Ага, хозяйственный. Восемь на десять равняется сумма.
– Разумно, что пришла аистов глядеть. Они семейной жизни обучают.
Аистиха, я приметил, клюет его что надо – прямо грудью сшибает. А он, пришелец, от боя уклоняется. Отлетит, покружит и опять в сторонке сядет, но все норовит ближе к гнезду.
Тут я узрел молоденькую мамашу, катившую люльку вперед себя. Не деревенская, отдыхающая. В босоножках, зонтик сложенный в руке, в очках черных, как слепой инвалид. Дите в люльке сидит малое. И орет непонятные песни на заморских наречиях. Не дите, его и не слышно, а махонький приемничек, приспособленный в ножках. Вон как теперь. Это вместо сказочек, вместо песенок.
– Мамаша, куда же вы мимо? – крикнул я.
Она приостановилась и вскинула головку: мол, что такое?
– Посмотрите сами и дитю покажите семейную драму из жизни натуральных белых аистов.
Она пожала плечиками и поехала себе вперед, даже не подняв на тополь глаз. Какие там аисты, когда этот приемничек у нее вместо глаз и ушей. Днем она им проживет, а вечером телевизор врубит.
Люди подходили и уходили по своим делам. Аист-то решил взять не мытьем, так катаньем, то есть измором. Сел подальше и ждет своего часа.
А вокруг меня пацанье вьется:
– Дядь, откуда он прилетел?
– Думаю, из африканских стран.
– Почему к ней лезет?
– Насчет картошки… то есть хочет с ней познакомиться.
– Если его из ружья? – спросил сынок Ивана Федоты.
– А вы надумали, чего это звери к человеку тянутся? – спросил я, вертаясь к давешнему разговору.
– За едой, – ответил тот, в резиновых сапожках.
– Нет. Ему тоже жить охота по-человечески, поскольку живем мы интереснее.
– У нас телевизоры, – оказал мне поддержку сынок Ивана Федоты.
– И волк тянется? – с хитрецой спросил пацан в сапожках.

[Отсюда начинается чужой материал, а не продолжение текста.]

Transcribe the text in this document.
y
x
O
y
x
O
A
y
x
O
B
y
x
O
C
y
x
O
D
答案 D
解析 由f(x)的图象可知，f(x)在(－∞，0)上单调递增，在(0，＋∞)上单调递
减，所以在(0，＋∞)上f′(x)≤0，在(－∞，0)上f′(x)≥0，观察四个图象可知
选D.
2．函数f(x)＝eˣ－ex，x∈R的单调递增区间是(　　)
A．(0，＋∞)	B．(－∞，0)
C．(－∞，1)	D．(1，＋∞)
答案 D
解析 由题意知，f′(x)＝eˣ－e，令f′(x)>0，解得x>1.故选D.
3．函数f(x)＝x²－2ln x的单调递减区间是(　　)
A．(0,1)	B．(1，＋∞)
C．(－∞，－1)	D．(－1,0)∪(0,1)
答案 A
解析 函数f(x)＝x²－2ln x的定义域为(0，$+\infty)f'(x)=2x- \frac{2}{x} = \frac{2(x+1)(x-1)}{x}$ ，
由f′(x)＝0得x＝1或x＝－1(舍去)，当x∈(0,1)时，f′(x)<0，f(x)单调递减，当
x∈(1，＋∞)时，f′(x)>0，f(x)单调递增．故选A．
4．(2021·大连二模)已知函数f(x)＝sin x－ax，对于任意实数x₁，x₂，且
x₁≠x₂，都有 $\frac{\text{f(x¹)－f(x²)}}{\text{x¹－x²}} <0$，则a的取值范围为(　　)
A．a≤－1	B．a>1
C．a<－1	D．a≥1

– Волк идет к нам не с добром, а насчет барашка.
– Дядь, они к нам с добром, а их зарежут и съедят. – Этот, в сапожках-то, оказался занозистым.
– Это кого зарежут?
– Барашка.
– Их не за добро режут, а за глупость. Неученые они, неграмотные. Так что учитесь, ребята…
Грыжовнику я накачался и бдительность утратил. А может, он того, язви его? Откуда тут взяться пришельцу без пары? Да это же профессорский с аистихой развелся и теперь бьет клинья к моей…
А может, он и верно за яйцами прилетел? Может, у них закон такой: как узнают, что мужа-то нет, так яйца и отбирают в свою пользу?
И только это я подумал о профессоре, как знакомая личность засветилась очками. Роба в земле, лицо в пыли, и обувь разная – на правой ботинок, на левой тапок. Как говорится, одна нога ходи, другая погоди.
– Аркадий Самсонович, это твой фрукт орудует?
– Отнюдь. Мой при жене.
– Не знаешь, как у них насчет вторичного замужества?
– Не компетентен, Николай Фадеевич.
Это понимай, что ни бельмеса не знает. А глаза красные и слезятся.
– Здоров ли, Аркадий Самсонович?
– Цветы распускаются, а я – этот, аллерген…
– Кто ты?
– Аллергатор или алленгатор…
– Ага, потому и плачешь крокодильими слезами.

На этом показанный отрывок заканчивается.